Around 1984, N. Karmarkar proposed the projective method. This is a foremost algorithmic program performing swell each inside theory & around practice: Its worst-example complexness is multinomial & experiments in practical problems indicate that these are reasonably effective in comparison the simplex algorithmic rule. Since so, numbers of interior point methods own been proposed & analysed. The popular interior point method is the Mehrotra predictor-corrector method, which performs very easily around practice potentially though little is known all about it theoretically.
A todays opinion is that a efficiency of practiced implementations of simplex-depending methods & interior point methods is similar for routine applications of linear programming.
LP convergent thinker come around far flung utilize for optimisation of various problems witharound industry, like optimisation of flow in transport networks, numerous of which may be transformed into linear programming problems simply sustaining a few difficulty.
Integer unknowns
In case a unknown variables come completely compulsory to exist as whole number, so a condition is known as an integer programming (IP) or even integer linear programming (ILP) condition.
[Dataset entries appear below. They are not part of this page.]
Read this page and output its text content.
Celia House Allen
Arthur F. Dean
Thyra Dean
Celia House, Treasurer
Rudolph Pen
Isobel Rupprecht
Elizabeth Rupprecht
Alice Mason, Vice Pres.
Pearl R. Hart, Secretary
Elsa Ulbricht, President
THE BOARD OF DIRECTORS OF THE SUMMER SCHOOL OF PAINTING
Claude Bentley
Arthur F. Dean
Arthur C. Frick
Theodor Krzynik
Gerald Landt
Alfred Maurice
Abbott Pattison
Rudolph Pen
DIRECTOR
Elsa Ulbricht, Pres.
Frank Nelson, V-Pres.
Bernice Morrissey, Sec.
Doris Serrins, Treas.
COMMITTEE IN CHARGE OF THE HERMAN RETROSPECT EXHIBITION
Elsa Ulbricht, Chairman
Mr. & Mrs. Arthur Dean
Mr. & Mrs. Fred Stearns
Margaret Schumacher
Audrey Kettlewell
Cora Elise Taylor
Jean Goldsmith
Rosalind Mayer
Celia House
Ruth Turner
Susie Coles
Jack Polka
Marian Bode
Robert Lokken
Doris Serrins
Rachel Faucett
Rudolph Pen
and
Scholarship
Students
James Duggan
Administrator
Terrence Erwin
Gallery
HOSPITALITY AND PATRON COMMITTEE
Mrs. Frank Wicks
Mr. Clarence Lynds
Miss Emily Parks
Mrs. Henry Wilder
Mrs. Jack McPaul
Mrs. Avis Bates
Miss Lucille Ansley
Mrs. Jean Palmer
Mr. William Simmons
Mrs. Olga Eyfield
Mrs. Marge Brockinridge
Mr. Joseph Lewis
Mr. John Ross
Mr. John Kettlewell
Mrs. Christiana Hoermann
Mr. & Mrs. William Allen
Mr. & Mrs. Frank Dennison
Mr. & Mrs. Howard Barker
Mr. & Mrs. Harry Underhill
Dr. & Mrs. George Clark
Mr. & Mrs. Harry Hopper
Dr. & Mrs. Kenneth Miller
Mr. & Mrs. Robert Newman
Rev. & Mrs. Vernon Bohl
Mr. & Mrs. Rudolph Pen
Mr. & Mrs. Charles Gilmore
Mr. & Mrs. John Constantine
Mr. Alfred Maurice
Inside counterpoint to linear programming, which may be solved by having efficiency around the worst instance, whole number programming problems come in the worst example undecidable, & in numbers of practical situations (victims with delimited variables) NP-hard. 0-One whole number programming is the favorite instance of whole number programming in which variables come mandatory to become Zero or even Unity (like than arbitrary whole number). This method is besides classified when NP-hard, and in point of fact a guide version was one of Karp's 21 NP-complete problems.
If only the few of a unknown variables come needed to exist as whole number, so the condition is known as a mixed integer programming (MIP) condition. Which are actually typically as well NP-hard.
There come even so a select few crucial subclasses of IP & MIP problems that are with efficiency resolvable, virtually all notably problems in which a constraint matrix is totally unimodular and the right-hand sides of the constraints are whole number.
Advanced algorithmic program for solving whole number linear computer software include:
branch and bound
branch and cut
branch and price
in case a condition has a select few more structure, it can be imaginable to use delayed column generation.